3/21/2009

Milestones: The Cure's 'Disintegration'

It’s not uncommon for a mainstream audience to be most familiar with a cult artist’s least representative musical statement. (Sadly, more people know Jane’s Addiction from the dreadfully cheesy “Been Caught Stealing” than “Ocean Size”, “Mountain Song”, “Stop” or “Three Days” combined.)

Fortunately for The Cure, this is not the case. As it turns out, the masses showed up for what is widely considered to be the band’s artistic peak.

Released the year Cure guru Robert Smith turned 30, Disintegration [Elektra-1989] was the result of quite a predicament: Smith was feeling the pressure of attempting a definitive musical statement as he approached a personal milestone, while in the midst of redefining the band’s sound by purposely casting aside the ‘one-dimensional gloom merchants’ tag they had been saddled with in the past. That their record company feared the finished album would be commercial suicide, surely didn’t help things one bit.

In hindsight, it’s easy to see how those fears were unfounded. But at the time, the band had come off a run of poppy, hit singles—"Let's Go to Bed", "The Lovecats", "In Between Days", "Close to Me", "Why Can't I Be You", "Hot Hot Hot" and of course, "Just Like Heaven"—and this new record was infused with a melancholy and darkness more in line with their notorious 1982 album Pornography. (Smith is said to have reacted to his looming birthday and The Cure’s new-found fame by isolating himself from the band and indulging in LSD at the time, which is seen by many as a catalyst for the sound and mood of the songs written for Disintegration.) Yet, The Cure’s two previous albums The Head on the Door [Elektra-1985] and Kiss Me Kiss Me Kiss Me [Elektra-1987], with their respective, newly expanded musical palettes pushing the band into previously uncharted waters, can be easily recognized as a blueprint.

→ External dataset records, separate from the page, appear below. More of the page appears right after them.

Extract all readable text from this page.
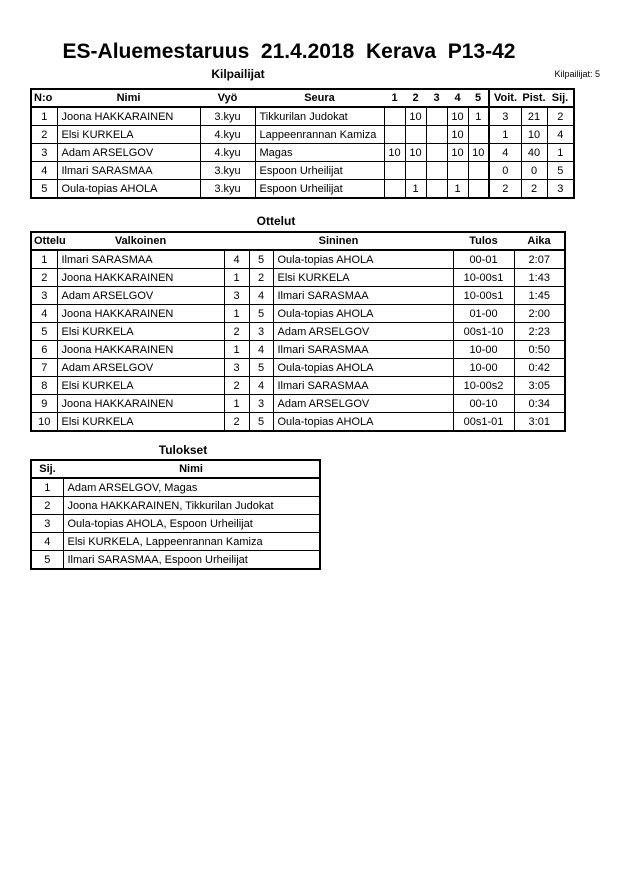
ES-Aluemestaruus  21.4.2018  Kerava  P13-42
Kilpailijat	Kilpailijat: 5
N:o	Nimi	Vyö	Seura	1	2	3	4	5	Voit.	Pist.	Sij.
1	Joona HAKKARAINEN	3.kyu	Tikkurilan Judokat		10		10	1	3	21	2
2	Elsi KURKELA	4.kyu	Lappeenrannan Kamiza				10		1	10	4
3	Adam ARSELGOV	4.kyu	Magas	10	10		10	10	4	40	1
4	Ilmari SARASMAA	3.kyu	Espoon Urheilijat						0	0	5
5	Oula-topias AHOLA	3.kyu	Espoon Urheilijat		1		1		2	2	3
Ottelut
Ottelu	Valkoinen	Sininen			Tulos	Aika
1	Ilmari SARASMAA	4	5	Oula-topias AHOLA	00-01	2:07
2	Joona HAKKARAINEN	1	2	Elsi KURKELA	10-00s1	1:43
3	Adam ARSELGOV	3	4	Ilmari SARASMAA	10-00s1	1:45
4	Joona HAKKARAINEN	1	5	Oula-topias AHOLA	01-00	2:00
5	Elsi KURKELA	2	3	Adam ARSELGOV	00s1-10	2:23
6	Joona HAKKARAINEN	1	4	Ilmari SARASMAA	10-00	0:50
7	Adam ARSELGOV	3	5	Oula-topias AHOLA	10-00	0:42
8	Elsi KURKELA	2	4	Ilmari SARASMAA	10-00s2	3:05
9	Joona HAKKARAINEN	1	3	Adam ARSELGOV	00-10	0:34
10	Elsi KURKELA	2	5	Oula-topias AHOLA	00s1-01	3:01
Tulokset
Sij.	Nimi
1	Adam ARSELGOV, Magas
2	Joona HAKKARAINEN, Tikkurilan Judokat
3	Oula-topias AHOLA, Espoon Urheilijat
4	Elsi KURKELA, Lappeenrannan Kamiza
5	Ilmari SARASMAA, Espoon Urheilijat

By adopting the consistency and sensibility of the former album, jettisoning the indulgences of the latter—while retaining its majesty—and toning down the overt ‘happy’ pop elements of both, Smith was able to reach his lofty goal of crafting his band’s magnum opus, as it were. Disintegration not only became their crown jewel, artistically and commercially, but is also third in a four-album run—which includes Wish [Elektra-1992]—deemed as The Cure’s pinnacle and featuring a now-regarded classic lineup with Smith, Porl Thompson (guitars), Simon Gallup (bass), and Boris Williams (drums) at its core. Most notably, Disintegration is the middle part of a trilogy of albumsPornography and Bloodflowers [Elektra-2000] being the other two—which Smith feels best represent The Cure's output.

At its best, The Cure's music can be perceived as the aural equivalent of slashing your wrists or simply the soundtrack to heart-breaking longing and despair. Take your pick, but we mean both as a compliment of the highest order. Admittedly, an album like Pornography can be seen as a more effective vehicle for that bleak sense of anguish, but Disintegration has the advantage of also providing an alluring, seductive feeling of catharsis that is at the core of its appeal. Which is why, as long as there are alienated, heart-broken teenagers—regardless of physical chronology—Disintegration will live on. (We don’t exactly agree with South Park’s Kyle Broflovski, but we clearly understand why he was once moved to proclaim, "Disintegration is the best album ever!")

Highlights: “Pictures of You”, “Closedown”, “Fascination Street”, “The Same Deep Water as You”, “Untitled”.